L’arrivée de cette branche du REM viendra combler un important trou dans la desserte de transport collectif, puisqu’il viendra se brancher au réseau de métro aux stations Bonaventure sur la ligne orange, McGill sur la verte et Édouard-Montpetit sur la bleue. La métropole québécoise accuse un important retard par rapport à d’autres grandes villes qui ont relié leur principal aéroport depuis longtemps. Les aéroports Charles-de-Gaulle de Paris et Heathrow de Londres sont desservis par les réseaux lourds de transport en commun depuis la fin des années 1970.

Débarcadère refait

La facture de la station est évaluée à 250 millions et sera couverte par Aéroports de Montréal (ADM). En effet, les responsables de Montréal-Trudeau profitent des travaux pour reconstruire son stationnement étagé et son débarcadère, un projet de 2,5 milliards. Ces travaux doivent permettre de tripler la capacité d’accueil du débarcadère.

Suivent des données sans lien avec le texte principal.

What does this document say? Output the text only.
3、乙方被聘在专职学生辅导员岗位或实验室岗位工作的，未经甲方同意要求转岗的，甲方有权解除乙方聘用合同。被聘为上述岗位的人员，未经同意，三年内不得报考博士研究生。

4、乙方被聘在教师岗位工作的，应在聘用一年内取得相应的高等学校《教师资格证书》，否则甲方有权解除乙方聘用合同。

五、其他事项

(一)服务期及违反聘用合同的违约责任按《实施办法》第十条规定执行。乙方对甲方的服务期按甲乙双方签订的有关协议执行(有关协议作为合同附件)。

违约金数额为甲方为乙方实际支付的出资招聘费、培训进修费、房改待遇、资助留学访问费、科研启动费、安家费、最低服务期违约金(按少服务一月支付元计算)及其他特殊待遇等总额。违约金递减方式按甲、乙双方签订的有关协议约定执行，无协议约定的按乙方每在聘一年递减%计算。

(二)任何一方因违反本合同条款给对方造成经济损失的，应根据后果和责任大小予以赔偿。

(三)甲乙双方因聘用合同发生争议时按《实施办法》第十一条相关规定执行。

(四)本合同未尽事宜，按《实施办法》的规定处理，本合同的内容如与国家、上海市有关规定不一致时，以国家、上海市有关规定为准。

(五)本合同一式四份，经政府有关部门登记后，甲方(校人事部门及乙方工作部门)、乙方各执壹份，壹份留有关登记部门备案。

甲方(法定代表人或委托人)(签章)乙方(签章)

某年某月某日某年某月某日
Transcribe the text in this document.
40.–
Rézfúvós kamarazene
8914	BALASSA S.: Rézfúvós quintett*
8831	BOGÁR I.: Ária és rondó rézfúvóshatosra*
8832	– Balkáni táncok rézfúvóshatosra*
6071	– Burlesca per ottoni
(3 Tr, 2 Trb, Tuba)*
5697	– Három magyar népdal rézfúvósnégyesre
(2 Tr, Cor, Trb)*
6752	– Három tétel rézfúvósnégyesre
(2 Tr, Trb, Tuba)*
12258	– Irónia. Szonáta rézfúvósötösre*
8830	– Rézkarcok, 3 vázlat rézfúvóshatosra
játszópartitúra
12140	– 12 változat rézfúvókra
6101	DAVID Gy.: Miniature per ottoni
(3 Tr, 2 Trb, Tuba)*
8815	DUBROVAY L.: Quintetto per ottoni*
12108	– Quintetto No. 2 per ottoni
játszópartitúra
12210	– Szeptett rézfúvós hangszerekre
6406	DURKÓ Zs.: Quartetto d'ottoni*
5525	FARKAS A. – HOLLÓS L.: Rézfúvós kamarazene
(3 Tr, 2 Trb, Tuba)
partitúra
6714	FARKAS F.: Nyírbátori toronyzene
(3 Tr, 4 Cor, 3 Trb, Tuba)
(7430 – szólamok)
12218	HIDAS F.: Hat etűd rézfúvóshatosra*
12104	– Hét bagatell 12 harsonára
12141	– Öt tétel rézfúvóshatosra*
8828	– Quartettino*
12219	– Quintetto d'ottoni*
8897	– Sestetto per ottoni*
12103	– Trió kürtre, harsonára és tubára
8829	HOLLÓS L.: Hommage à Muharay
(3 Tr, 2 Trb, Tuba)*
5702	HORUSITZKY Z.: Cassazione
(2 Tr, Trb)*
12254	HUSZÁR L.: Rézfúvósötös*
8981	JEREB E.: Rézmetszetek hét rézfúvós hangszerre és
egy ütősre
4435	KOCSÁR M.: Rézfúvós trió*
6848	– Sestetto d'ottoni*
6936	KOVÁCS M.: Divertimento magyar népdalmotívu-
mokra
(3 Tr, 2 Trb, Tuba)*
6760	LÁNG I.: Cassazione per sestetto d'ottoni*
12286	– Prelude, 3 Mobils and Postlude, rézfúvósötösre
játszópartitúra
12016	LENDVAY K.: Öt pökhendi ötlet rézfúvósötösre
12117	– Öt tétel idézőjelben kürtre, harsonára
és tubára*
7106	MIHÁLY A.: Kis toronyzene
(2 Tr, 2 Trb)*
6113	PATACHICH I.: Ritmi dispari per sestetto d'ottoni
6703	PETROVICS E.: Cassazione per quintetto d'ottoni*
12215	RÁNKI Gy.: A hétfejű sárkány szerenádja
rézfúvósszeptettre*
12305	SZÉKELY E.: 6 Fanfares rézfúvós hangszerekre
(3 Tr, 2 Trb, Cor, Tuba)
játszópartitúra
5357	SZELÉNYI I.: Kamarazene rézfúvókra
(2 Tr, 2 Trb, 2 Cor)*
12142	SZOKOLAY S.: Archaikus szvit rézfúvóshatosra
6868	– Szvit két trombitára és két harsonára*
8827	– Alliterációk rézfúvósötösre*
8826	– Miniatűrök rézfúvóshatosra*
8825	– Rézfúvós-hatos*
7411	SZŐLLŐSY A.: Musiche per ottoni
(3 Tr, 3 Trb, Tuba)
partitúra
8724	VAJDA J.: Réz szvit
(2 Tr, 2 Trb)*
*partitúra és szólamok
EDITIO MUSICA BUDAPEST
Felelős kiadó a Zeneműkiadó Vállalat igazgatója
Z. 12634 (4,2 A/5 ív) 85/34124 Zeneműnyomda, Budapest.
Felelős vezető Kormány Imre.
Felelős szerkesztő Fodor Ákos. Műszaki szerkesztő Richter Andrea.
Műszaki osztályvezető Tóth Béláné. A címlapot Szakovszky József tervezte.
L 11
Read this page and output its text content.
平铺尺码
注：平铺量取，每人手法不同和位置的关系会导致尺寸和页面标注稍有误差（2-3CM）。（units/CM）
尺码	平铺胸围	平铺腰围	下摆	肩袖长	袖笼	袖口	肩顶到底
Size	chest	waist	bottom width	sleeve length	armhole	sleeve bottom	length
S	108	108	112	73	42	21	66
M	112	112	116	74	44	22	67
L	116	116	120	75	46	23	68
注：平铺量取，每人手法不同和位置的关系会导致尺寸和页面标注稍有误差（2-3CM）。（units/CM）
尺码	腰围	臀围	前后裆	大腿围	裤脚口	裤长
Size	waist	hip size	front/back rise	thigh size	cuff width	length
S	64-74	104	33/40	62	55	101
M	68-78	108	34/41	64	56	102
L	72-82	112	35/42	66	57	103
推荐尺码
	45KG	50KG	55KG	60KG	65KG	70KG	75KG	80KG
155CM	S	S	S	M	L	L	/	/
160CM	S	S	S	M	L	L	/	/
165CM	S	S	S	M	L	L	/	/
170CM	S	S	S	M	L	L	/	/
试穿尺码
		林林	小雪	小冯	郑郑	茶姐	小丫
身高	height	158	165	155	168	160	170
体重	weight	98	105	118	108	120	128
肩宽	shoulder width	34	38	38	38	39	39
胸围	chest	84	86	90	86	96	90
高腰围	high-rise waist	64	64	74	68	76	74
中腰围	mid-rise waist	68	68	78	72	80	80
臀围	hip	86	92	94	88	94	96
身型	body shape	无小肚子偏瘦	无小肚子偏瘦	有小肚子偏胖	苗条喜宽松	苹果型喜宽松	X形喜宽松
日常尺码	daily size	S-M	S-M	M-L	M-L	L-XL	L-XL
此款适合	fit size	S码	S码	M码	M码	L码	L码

Le débarcadère était en fin de vie utile et les voitures s'y empêtraient, des bouchons pouvant parfois se créer jusqu’à Côte-de-Liesse, a indiqué Philippe Rainville, PDG d’ADM.

ADM a confié la gérance à un consortium formé de Pomerleau, SNC-Lavalin et Kiewit.

Selon ADM, l’espace qui avait déjà été prévu dans l’aéroport pour servir de gare et qui ne sera finalement jamais utilisé aurait été trop petit. La station du REM et un étage de transit occupera une plus grande superficie qu’anticipé à l’époque. Un projet pour occuper cet espace sera annoncé cet automne.